Projection domain shift problem To examine the projection domain shift problem, we visualized the L2 norm between target group embedding and target group prototype in the visual and semantic feature spaces, as seen in Figure 4. Target group embedding is the average vector of embedding features of categories from each target group, and target group prototype is the average vector of ground truth values of categories from each target group. The L2 norm was averaged across five subjects. CCA [14] and Semi-FDCCA [7] were not considered in Figure 4 since these methods calculate the distance between features in the canonical space. From Figure 4, the L2 norm of the proposed model is shorter than that of comparative methods in both the visual and semantic feature spaces. This result shows that the semi-supervised approach reduces the embedding biases towards source categories and realizes better target embeddings towards their prototypes. This alleviation of the projection domain shift problem is effective not only in identifying from a large number of random categories (see Table 3), but also in identifying from similar categories (see Table 5). (Identification accuracy tends to improve when the L2 norm is short. However, the L2 norm is not perfectly consistent with identification accuracy. This is because the L2 norm is calculated purely on the distance of the embedding features, while the identification accuracy is calculated by comparing the embedding features with other candidate features.
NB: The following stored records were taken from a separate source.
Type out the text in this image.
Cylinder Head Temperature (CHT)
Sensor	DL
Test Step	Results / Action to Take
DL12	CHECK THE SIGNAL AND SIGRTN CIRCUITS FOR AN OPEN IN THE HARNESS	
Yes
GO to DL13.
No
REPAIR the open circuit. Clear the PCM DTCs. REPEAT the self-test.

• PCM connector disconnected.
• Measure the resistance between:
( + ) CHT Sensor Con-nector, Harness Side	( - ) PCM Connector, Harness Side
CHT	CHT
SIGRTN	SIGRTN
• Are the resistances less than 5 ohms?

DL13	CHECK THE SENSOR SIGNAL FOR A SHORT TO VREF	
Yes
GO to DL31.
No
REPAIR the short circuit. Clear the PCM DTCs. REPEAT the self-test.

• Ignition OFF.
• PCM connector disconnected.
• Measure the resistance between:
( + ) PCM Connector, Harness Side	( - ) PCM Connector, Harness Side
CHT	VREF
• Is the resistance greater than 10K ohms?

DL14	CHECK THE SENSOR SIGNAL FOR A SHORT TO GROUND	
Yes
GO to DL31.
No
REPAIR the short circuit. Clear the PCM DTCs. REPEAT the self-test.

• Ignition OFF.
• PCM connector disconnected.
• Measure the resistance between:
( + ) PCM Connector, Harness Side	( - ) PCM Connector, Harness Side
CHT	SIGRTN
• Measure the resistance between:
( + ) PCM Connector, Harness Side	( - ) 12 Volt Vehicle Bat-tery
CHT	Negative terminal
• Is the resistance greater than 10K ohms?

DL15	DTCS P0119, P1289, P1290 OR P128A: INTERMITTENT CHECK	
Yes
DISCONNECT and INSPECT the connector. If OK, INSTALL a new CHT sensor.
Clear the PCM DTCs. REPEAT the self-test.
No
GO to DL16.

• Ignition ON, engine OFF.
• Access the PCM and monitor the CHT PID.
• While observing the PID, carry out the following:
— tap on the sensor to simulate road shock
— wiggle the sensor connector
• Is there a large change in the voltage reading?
Since the distribution of candidate features is not uniform but depends on the target group, the relationship of the L2 norm between target groups is not consistent with identification accuracy).

Normal setting vs. Zero-shot setting To confirm the performance limit in zero-shot neural decoding settings, we evaluate the performance of the proposed model in normal settings, where target groups are included in the training set (i.e., the original setting of dataset [6]). Table 6 shows the decoding performance of our model when each target group is included in the training set (normal) and not included in the training set (zero-shot). The results are averaged across five subjects. We can see that the performance in the normal setting is higher than in the zero-shot setting for all target groups. Although there is still a gap in performance between the normal and zero-shot settings, the proposed method achieves comparable performance for several target groups. (e.g., bird, container, and equipment). It is a natural result that the normal setting outperforms the zero-shot setting, and we found that the performance of the zero-shot setting is comparable to that of the normal setting for several target groups.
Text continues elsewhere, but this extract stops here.